Ferrochiral, antiferrochiral, and ferrichiral skyrmion crystals in an itinerant honeycomb magnet

Topological spin textures, such as a skyrmion crystal, are a source of unusual physical phenomena owing to the interplay between magnetism and topology. Since physical phenomena depend on the topological property and the symmetry of underlying spin structures, the search for new topological spin textures and emergent phenomena is one of the challenges in condensed matter physics. In this study, we theoretically explore topological spin textures arising from the synergy between spin, charge, and sublattice degrees of freedom in an itinerant magnet. By performing simulated annealing for an effective spin model of the honeycomb Kondo lattice model, we find a plethora of skyrmion crystal instabilities at low temperatures, whose topological spin textures are classified into three types: ferrochiral, antiferrochiral, and ferrichiral skyrmion crystals. We show that the obtained skyrmion crystals are the consequence of the spin-orbit-coupling-free honeycomb structure.
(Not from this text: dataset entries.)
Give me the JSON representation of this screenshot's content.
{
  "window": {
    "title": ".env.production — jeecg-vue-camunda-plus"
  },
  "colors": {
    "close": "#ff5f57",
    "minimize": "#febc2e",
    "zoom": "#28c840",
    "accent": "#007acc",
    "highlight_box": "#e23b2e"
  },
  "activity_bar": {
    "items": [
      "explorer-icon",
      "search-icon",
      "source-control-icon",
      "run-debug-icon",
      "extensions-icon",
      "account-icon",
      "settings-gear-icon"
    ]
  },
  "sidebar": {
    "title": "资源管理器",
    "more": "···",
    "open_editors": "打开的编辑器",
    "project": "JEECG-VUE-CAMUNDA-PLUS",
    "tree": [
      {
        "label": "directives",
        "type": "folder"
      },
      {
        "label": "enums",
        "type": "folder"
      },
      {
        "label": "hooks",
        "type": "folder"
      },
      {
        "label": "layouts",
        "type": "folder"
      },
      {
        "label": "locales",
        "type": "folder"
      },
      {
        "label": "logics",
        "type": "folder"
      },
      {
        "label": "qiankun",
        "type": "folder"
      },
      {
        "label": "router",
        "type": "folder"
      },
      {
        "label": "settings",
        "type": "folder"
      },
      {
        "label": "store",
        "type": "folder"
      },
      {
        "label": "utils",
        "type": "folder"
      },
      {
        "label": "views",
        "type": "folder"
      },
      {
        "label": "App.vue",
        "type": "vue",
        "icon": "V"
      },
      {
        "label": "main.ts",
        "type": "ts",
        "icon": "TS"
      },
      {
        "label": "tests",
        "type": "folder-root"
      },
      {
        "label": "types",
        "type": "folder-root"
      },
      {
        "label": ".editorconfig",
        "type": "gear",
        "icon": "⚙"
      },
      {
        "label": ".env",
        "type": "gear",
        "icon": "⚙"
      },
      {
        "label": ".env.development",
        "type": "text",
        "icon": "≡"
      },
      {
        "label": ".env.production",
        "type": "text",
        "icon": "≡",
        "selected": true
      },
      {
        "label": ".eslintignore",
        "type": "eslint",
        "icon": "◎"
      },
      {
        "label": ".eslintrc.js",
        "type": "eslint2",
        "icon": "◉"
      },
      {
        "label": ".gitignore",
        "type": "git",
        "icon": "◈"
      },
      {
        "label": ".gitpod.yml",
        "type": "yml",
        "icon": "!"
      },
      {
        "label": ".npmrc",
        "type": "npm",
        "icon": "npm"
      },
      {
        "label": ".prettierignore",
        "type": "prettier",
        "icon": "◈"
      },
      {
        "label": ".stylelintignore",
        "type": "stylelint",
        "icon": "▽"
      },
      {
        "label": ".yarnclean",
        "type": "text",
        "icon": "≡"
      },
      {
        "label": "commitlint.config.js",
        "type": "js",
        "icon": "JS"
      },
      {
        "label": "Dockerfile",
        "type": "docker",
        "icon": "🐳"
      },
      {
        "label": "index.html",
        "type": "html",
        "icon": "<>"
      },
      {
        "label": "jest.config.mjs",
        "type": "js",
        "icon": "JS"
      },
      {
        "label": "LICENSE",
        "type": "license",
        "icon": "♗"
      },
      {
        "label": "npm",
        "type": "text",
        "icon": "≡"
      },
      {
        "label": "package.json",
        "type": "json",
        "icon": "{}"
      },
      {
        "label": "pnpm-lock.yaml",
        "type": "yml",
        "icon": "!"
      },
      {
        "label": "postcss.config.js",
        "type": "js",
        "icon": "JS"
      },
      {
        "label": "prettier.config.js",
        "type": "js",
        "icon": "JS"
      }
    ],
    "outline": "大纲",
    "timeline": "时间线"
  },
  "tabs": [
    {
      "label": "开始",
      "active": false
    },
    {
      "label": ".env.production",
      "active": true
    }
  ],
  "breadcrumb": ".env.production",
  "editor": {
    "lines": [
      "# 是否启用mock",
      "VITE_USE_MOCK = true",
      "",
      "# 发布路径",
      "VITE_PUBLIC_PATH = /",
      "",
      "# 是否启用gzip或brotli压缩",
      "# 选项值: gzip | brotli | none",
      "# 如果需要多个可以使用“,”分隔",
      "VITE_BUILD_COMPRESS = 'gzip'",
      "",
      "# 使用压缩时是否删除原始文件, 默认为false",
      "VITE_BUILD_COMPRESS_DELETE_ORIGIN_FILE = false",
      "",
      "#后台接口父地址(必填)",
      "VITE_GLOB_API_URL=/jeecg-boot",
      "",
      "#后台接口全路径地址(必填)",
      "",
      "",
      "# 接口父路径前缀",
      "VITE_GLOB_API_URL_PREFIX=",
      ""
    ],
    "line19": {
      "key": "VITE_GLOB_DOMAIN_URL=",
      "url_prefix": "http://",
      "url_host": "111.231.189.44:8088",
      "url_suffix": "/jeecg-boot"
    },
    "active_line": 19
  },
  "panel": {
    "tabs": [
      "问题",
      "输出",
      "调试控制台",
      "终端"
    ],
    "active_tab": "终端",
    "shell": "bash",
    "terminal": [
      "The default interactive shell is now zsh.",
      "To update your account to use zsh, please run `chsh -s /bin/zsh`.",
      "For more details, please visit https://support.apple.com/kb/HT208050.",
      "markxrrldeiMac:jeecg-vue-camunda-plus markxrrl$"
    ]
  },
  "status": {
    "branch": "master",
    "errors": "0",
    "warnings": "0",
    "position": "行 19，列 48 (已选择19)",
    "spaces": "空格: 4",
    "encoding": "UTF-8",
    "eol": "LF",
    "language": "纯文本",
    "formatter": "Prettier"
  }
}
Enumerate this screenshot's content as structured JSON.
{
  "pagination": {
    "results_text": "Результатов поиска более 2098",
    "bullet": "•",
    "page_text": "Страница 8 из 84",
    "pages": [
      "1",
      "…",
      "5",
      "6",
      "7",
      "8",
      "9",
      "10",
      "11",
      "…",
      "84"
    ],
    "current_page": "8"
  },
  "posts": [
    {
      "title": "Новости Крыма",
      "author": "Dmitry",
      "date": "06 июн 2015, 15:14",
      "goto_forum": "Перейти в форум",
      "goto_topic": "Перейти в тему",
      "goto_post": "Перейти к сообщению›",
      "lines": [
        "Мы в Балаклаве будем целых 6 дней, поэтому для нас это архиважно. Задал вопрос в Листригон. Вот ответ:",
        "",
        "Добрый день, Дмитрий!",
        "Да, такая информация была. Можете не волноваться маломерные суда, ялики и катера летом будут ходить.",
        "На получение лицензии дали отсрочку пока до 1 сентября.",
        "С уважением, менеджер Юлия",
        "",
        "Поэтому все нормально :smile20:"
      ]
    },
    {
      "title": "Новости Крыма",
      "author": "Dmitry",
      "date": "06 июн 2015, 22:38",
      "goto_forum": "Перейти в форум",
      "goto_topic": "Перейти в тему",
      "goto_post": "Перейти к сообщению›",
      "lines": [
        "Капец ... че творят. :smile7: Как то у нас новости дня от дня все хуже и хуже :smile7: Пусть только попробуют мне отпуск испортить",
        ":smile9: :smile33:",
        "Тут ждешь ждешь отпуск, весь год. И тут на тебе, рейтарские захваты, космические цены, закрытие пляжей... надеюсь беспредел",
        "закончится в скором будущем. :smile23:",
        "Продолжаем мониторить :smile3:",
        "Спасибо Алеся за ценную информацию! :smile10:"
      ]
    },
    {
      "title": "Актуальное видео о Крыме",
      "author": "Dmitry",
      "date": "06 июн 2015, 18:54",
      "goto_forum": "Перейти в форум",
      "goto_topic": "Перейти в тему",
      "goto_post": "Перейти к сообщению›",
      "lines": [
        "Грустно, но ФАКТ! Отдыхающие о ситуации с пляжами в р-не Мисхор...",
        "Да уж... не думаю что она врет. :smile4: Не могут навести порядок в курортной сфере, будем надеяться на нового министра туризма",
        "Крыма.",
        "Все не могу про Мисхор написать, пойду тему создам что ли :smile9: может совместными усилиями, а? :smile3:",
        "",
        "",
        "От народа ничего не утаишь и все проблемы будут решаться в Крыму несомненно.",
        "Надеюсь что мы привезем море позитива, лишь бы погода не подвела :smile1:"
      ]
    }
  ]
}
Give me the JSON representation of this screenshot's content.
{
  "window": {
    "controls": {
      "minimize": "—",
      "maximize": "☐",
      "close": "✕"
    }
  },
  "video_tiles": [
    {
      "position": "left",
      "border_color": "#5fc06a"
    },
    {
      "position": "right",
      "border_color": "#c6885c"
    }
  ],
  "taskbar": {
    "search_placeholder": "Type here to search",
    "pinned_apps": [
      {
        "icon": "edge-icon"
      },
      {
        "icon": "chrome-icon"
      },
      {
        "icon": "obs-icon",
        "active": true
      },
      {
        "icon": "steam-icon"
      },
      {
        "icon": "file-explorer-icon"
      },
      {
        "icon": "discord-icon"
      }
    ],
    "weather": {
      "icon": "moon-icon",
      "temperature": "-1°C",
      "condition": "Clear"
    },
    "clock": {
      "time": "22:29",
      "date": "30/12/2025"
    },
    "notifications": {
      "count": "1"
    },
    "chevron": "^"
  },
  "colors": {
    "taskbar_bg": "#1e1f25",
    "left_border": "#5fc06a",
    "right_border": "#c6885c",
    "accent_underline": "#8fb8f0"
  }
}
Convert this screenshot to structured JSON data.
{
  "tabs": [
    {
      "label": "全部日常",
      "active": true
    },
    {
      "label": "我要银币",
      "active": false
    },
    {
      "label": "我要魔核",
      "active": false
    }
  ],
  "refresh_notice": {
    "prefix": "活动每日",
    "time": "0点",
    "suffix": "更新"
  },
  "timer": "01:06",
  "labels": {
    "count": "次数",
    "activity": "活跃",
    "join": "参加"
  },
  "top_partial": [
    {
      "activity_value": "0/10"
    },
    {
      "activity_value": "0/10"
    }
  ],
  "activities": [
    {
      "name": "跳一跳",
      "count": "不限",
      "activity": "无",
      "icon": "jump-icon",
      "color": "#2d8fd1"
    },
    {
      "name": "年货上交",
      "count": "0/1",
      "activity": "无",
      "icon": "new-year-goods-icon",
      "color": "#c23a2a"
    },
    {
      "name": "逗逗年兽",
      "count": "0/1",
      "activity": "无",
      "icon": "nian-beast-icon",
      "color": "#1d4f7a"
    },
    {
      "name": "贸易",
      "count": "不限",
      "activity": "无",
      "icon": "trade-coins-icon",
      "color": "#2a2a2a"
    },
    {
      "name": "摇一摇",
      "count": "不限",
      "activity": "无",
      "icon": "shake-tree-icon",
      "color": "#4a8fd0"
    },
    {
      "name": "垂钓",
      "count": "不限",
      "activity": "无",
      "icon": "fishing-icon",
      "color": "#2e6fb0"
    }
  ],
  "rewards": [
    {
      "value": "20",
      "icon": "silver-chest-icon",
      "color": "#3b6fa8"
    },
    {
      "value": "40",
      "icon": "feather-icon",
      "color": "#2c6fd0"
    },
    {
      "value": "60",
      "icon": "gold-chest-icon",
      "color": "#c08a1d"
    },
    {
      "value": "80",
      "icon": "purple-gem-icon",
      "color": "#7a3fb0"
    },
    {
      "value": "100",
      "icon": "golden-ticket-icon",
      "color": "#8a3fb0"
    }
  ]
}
Our results reveal the potential for itinerant honeycomb magnets to host a wide variety of skyrmion crystal and emergent phenomena.

Automated summary

In this study, we theoretically explore the synergy between spin, charge, and sublattice degrees of freedom in itinerant magnets and discover a variety of topological spin textures classified into three types: ferrochiral, antiferrochiral, and ferrichiral skyrmion crystals. These findings reveal the potential of itinerant honeycomb magnets to host numerous skyrmion crystals and emergent phenomena.